All Australian companies are issued with an Australian Company Number (ACN) upon registration with ASIC. A company does not have to have a name, but if it does have a name it must be unique and is subject to the approval of ASIC.
There are five different classes of company:
- limited by shares;
- limited by guarantee;
- limited by both shares and guarantee;
- no liability companies.
The most common type of company is limited by shares, which includes most commercial businesses. There are over 1.8 million companies limited by shares in Australia, and these companies can either be proprietary companies or public companies.
What is a proprietary company?
Proprietary companies are distinguishable by the “Pty Ltd” suffix and make up the largest proportion of companies in Australia. Proprietary companies can have a maximum of 50 non-employee shareholders and are not permitted to raise capital from the public.
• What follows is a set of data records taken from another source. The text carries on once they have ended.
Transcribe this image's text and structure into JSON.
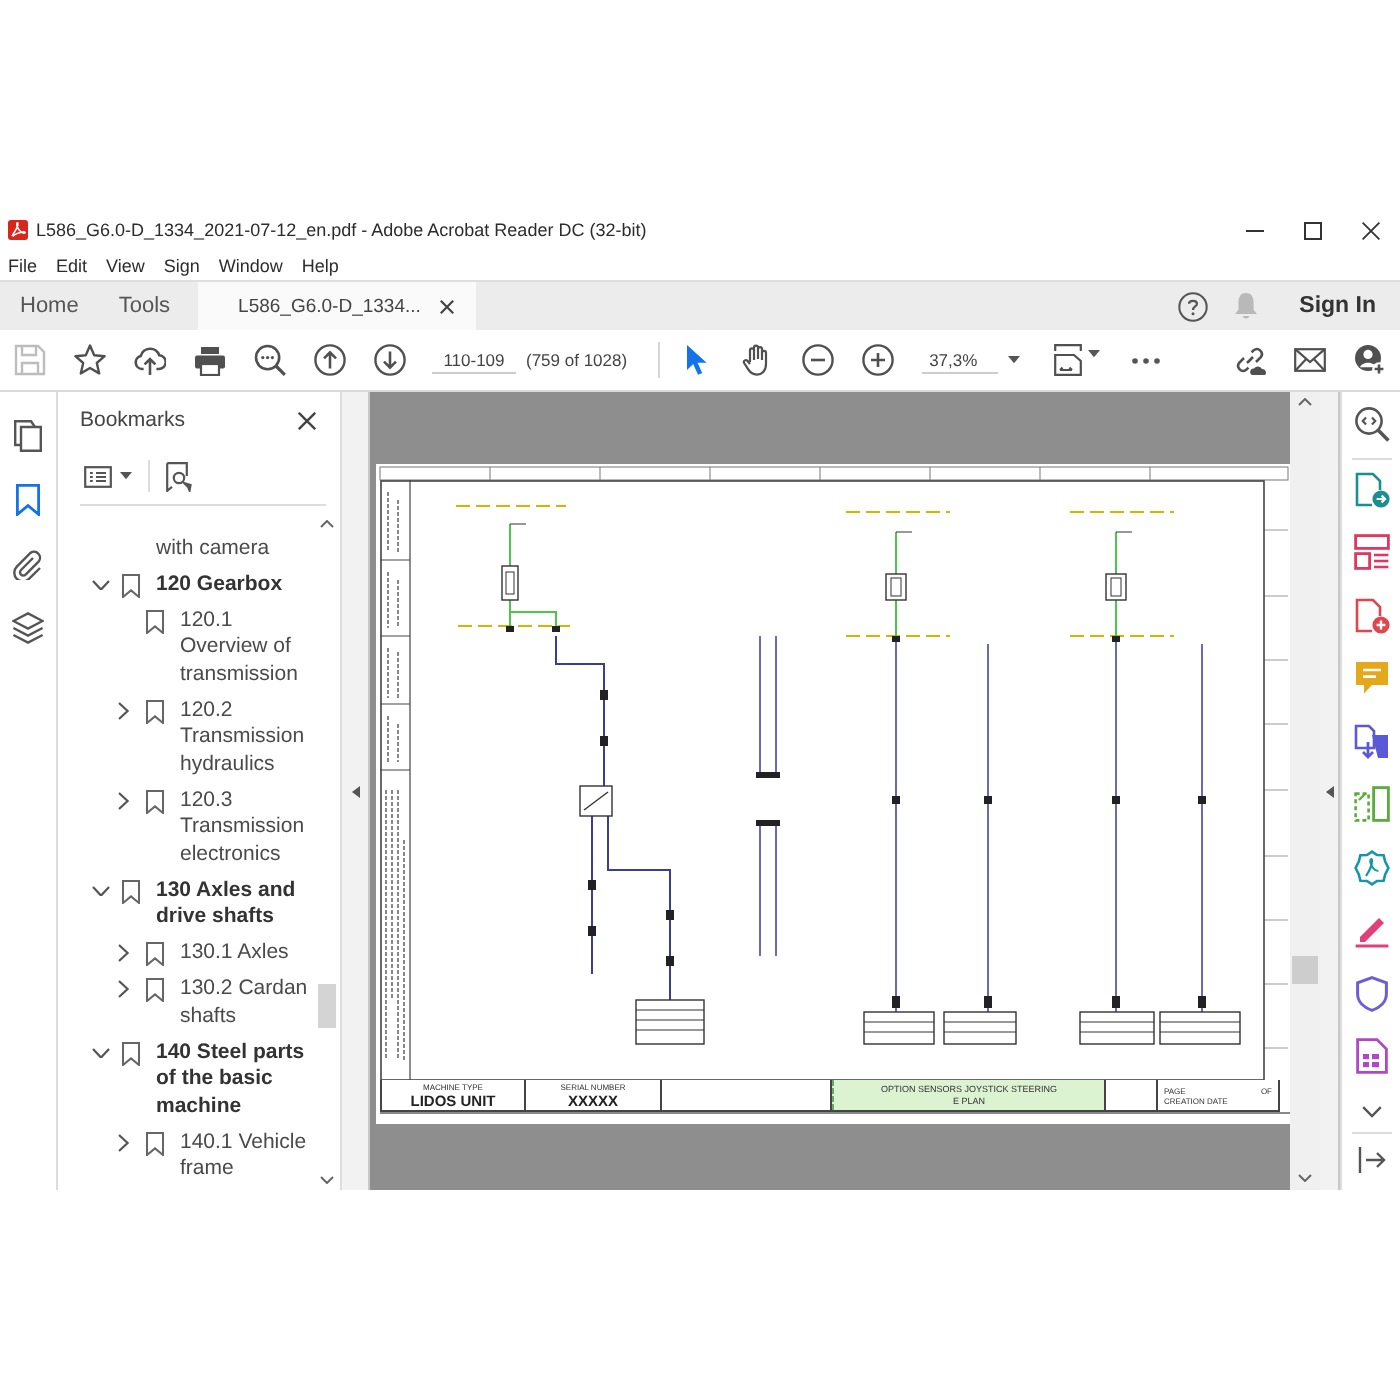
{
  "window": {
    "title": "L586_G6.0-D_1334_2021-07-12_en.pdf - Adobe Acrobat Reader DC (32-bit)"
  },
  "menu": [
    "File",
    "Edit",
    "View",
    "Sign",
    "Window",
    "Help"
  ],
  "tabs": [
    {
      "label": "Home",
      "selected": false,
      "closable": false
    },
    {
      "label": "Tools",
      "selected": false,
      "closable": false
    },
    {
      "label": "L586_G6.0-D_1334...",
      "selected": true,
      "closable": true
    }
  ],
  "account": {
    "sign_in": "Sign In"
  },
  "toolbar": {
    "save_disabled": true,
    "page_field": {
      "value": "110-109"
    },
    "page_count": "(759 of 1028)",
    "select_tools": [
      {
        "selected": true
      },
      {
        "selected": false
      }
    ],
    "zoom_field": {
      "value": "37,3%"
    }
  },
  "left_rail": [
    {
      "selected": false
    },
    {
      "selected": true
    },
    {
      "selected": false
    },
    {
      "selected": false
    }
  ],
  "bookmarks": {
    "title": "Bookmarks",
    "items": [
      {
        "kind": "continuation",
        "label": "with camera"
      },
      {
        "kind": "folder",
        "label": "120 Gearbox",
        "expanded": true,
        "children": [
          {
            "kind": "leaf",
            "label": "120.1 Overview of transmission"
          },
          {
            "kind": "folder",
            "label": "120.2 Transmission hydraulics",
            "expanded": false
          },
          {
            "kind": "folder",
            "label": "120.3 Transmission electronics",
            "expanded": false
          }
        ]
      },
      {
        "kind": "folder",
        "label": "130 Axles and drive shafts",
        "expanded": true,
        "children": [
          {
            "kind": "folder",
            "label": "130.1 Axles",
            "expanded": false
          },
          {
            "kind": "folder",
            "label": "130.2 Cardan shafts",
            "expanded": false
          }
        ]
      },
      {
        "kind": "folder",
        "label": "140 Steel parts of the basic machine",
        "expanded": true,
        "children": [
          {
            "kind": "folder",
            "label": "140.1 Vehicle frame",
            "expanded": false
          }
        ]
      }
    ]
  },
  "document": {
    "title_block": {
      "machine_type": {
        "label": "MACHINE TYPE",
        "value": "LIDOS UNIT"
      },
      "serial_number": {
        "label": "SERIAL NUMBER",
        "value": "XXXXX"
      },
      "plan_title": [
        "OPTION SENSORS JOYSTICK STEERING",
        "E PLAN"
      ],
      "page": {
        "label": "PAGE",
        "of": "OF"
      },
      "creation_date": {
        "label": "CREATION DATE"
      }
    }
  }
}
A proprietary company is small if it meets two of the three of the following criteria:
- consolidated gross operating revenue less than $25 million
- consolidated gross assets are less than $12.5 million
- it has fewer than 50 equivalent full-time employees
Small proprietary companies have less disclosure requirements than a large proprietary companies. Large proprietary companies have to lodge audited financial statements with ASIC, whereas small proprietary companies are not required to do so.
What is a public company?
A public company is defined as a company that is not a proprietary company. They must have a minimum of one shareholder, but there is no maximum. Public companies can raise capital from the public and may also list on the Australian Stock Exchange. Public companies are required to file audited financial statements with ASIC every year.